A blog reader wrote, "I’m feeling a little overwhelmed in my life right
now. What I notice is that when I
feel this way clutter grows. I live in a very small apartment and feel I can’t expand myself. I
also notice that because the kitchen is soo tiny I can leave it for
ages and then it becomes unbearable, and a mountain to sort out. Which I
do …. Eventually."
She continued, "It
seems that I have this as a repeating pattern, washing up (doing the
dishes) overwhelms me. I dislike doing it. I don’t have a dishwasher
so it’s all done by hand and there is never enough room to wash
everything due to lack of space. I also realise that my Mother hated
being in the kitchen and especially washing up … surprise, surprise! I
see the connection, just can’t seem to kick the habit. Can you speak about how to tackle such habits?"
Thanks for sharing your clutter situation with everyone. It helps to share so we can see we're not alone.
First, I suggest leaving off "a little" when you say you are "overwhelmed." It's bothering you enough to write about it. It helps to be honest about how painful the situation is. Sometimes we try and diminish a clutter situation. That's the part of us speaking that is hanging on. What helps change occur is to admit that you are really hurting. You wrote, "it becomes unbearable." That's the honesty that can help you through this. The greater the pain, the bigger incentive to do something about it.
Second, is it possible to move and find another space to live in? You wrote, "The kitchen is soo tiny," "I live in a very small apartment," "I can't expand myself," "I don't have a dishwasher," "never enough room," and "lack of space." Imagine your living space is an article of clothing that you are trying on. Does it feel good when you are in it? What you said makes it sound like it's too tight.

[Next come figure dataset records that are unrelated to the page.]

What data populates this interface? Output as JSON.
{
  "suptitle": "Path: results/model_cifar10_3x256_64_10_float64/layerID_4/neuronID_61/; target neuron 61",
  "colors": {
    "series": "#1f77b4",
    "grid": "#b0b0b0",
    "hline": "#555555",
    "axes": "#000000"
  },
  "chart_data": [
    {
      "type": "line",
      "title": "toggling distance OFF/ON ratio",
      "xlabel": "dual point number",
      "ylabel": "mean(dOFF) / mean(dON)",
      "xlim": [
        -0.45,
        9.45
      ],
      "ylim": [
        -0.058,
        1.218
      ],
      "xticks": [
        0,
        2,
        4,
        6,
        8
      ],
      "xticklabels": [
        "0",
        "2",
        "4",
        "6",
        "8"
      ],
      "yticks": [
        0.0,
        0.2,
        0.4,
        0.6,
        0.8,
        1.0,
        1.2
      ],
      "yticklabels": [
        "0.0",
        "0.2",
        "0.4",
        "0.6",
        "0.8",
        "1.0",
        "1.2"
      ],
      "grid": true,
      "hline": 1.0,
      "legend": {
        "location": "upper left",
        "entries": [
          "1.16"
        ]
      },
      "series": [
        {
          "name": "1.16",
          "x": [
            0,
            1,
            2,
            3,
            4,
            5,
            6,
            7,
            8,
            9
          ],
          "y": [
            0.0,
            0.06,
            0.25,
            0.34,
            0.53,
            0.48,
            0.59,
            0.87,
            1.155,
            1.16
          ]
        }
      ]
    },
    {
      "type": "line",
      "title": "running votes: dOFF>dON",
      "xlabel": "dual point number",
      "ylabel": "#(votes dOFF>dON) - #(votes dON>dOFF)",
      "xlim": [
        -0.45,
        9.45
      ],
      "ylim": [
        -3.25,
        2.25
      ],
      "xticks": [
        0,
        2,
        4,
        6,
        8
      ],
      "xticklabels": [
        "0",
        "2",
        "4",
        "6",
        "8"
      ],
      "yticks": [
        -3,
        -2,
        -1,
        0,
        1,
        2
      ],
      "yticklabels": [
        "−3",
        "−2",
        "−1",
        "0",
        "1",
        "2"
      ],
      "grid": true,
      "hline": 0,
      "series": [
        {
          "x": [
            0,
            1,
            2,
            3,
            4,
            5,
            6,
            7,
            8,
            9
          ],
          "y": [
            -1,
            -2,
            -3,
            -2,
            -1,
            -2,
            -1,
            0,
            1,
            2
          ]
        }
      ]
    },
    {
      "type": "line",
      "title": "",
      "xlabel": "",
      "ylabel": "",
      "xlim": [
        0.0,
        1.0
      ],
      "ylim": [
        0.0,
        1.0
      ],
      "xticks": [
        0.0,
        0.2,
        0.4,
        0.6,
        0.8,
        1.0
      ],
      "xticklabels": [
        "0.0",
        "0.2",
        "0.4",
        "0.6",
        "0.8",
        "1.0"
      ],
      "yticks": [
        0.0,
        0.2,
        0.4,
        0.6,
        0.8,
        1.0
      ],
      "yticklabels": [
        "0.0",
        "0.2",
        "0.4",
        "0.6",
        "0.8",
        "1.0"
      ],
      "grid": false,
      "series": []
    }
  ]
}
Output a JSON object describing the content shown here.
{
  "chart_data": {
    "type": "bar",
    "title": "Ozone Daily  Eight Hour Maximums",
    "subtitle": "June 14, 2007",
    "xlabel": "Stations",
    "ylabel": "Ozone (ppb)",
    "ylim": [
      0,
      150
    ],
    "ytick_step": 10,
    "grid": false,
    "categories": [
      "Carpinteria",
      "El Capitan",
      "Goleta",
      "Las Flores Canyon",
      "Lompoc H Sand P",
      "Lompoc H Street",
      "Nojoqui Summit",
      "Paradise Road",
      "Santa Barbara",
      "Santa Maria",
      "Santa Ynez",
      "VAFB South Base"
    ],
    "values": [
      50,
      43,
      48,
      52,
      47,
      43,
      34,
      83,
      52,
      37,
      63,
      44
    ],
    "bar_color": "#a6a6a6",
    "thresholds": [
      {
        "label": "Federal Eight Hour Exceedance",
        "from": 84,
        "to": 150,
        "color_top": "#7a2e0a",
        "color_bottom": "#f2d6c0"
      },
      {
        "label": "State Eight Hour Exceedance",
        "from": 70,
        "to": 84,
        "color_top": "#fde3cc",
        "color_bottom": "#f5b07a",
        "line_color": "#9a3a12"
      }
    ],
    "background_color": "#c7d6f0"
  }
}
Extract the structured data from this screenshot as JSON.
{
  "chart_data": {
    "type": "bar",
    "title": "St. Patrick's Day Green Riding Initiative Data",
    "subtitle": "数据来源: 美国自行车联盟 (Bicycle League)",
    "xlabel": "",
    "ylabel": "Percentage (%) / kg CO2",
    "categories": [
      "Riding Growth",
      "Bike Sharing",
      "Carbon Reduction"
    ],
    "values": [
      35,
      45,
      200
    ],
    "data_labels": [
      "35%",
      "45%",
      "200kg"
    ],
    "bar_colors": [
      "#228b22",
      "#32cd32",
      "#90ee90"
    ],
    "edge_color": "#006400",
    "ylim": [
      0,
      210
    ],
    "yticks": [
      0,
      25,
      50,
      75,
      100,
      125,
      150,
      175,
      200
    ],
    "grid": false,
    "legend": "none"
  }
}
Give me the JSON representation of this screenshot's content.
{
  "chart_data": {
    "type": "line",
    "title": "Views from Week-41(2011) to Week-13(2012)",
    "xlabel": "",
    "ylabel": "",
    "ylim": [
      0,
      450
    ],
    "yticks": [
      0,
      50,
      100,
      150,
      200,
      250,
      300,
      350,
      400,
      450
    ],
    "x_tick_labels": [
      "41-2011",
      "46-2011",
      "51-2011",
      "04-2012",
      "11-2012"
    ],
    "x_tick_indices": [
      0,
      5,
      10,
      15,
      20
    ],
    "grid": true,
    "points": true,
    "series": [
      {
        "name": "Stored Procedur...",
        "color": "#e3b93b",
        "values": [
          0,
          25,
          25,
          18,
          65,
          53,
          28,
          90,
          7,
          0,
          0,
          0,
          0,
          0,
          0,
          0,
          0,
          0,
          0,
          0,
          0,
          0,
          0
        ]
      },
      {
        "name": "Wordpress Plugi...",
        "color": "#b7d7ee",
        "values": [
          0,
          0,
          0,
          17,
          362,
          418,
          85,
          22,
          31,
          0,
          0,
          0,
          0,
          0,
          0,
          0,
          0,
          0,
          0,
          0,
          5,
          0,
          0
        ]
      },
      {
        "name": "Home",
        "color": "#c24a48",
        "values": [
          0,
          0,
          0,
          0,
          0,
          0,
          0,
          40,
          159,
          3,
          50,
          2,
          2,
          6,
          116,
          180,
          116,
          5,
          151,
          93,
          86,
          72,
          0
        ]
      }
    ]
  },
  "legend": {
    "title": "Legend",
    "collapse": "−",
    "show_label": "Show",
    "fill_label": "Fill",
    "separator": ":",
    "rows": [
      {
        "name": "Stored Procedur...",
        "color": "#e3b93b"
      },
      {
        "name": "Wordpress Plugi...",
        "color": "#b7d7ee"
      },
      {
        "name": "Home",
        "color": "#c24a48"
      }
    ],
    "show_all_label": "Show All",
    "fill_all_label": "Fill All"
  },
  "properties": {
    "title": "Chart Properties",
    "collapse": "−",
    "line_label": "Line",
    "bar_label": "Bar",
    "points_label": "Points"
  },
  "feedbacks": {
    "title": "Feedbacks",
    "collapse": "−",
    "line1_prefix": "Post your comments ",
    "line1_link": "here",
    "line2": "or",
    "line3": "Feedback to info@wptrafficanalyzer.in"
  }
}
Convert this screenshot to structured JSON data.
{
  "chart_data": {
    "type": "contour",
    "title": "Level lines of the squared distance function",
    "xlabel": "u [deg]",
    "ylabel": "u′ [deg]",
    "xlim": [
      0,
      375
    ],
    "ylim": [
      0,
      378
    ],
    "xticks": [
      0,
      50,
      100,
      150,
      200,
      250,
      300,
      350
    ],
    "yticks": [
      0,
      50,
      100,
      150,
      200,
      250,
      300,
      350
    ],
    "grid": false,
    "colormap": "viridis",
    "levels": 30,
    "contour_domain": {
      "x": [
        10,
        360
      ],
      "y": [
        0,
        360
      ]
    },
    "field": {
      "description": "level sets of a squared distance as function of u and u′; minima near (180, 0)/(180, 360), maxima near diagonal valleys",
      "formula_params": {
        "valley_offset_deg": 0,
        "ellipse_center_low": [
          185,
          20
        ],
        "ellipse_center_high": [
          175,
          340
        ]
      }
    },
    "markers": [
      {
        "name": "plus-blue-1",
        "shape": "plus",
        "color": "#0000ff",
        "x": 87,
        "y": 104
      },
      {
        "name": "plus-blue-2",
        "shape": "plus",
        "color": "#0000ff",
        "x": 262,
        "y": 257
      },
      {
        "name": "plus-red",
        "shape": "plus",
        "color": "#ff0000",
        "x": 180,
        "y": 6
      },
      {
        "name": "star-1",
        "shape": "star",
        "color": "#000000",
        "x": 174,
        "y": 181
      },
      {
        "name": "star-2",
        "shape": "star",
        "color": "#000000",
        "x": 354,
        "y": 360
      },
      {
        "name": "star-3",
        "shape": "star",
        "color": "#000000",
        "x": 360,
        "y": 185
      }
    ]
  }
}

Third, I don't know thing-wise what else is going on in your space. It's possible that there are a lot of things in your living space that are no longer a part of your life. This would make you feel the space is too small. I would encourage you to do a clutter bust of your home and see how that makes you feel.
Lastly, part of you is living your mother's experience. That's normal. We learn how to see things through our parents eyes. As kids, it's in our biology to adapt our parent's habits. That's how we learn to speak and act and take care of ourselves in the world. We pick up good habits and we pick up bad ones. Once we move out from our parent's world, we can start to look at our habits and see which ones are beneficial for our life and which aren't. That takes the time it takes.
Your mom hated being in the kitchen and doing dishes. Stand in your kitchen, clothes your eyes and breathe. Feel the sensations in your body. Then feel your body in the kitchen. See what comes up for you. Take your time, explore.
Clutter is often deeper than it appears. It helps to take the time to investigate. Bring your curiosity with you and see what is revealed. You'll often be surprised. Let me know if you need assistance.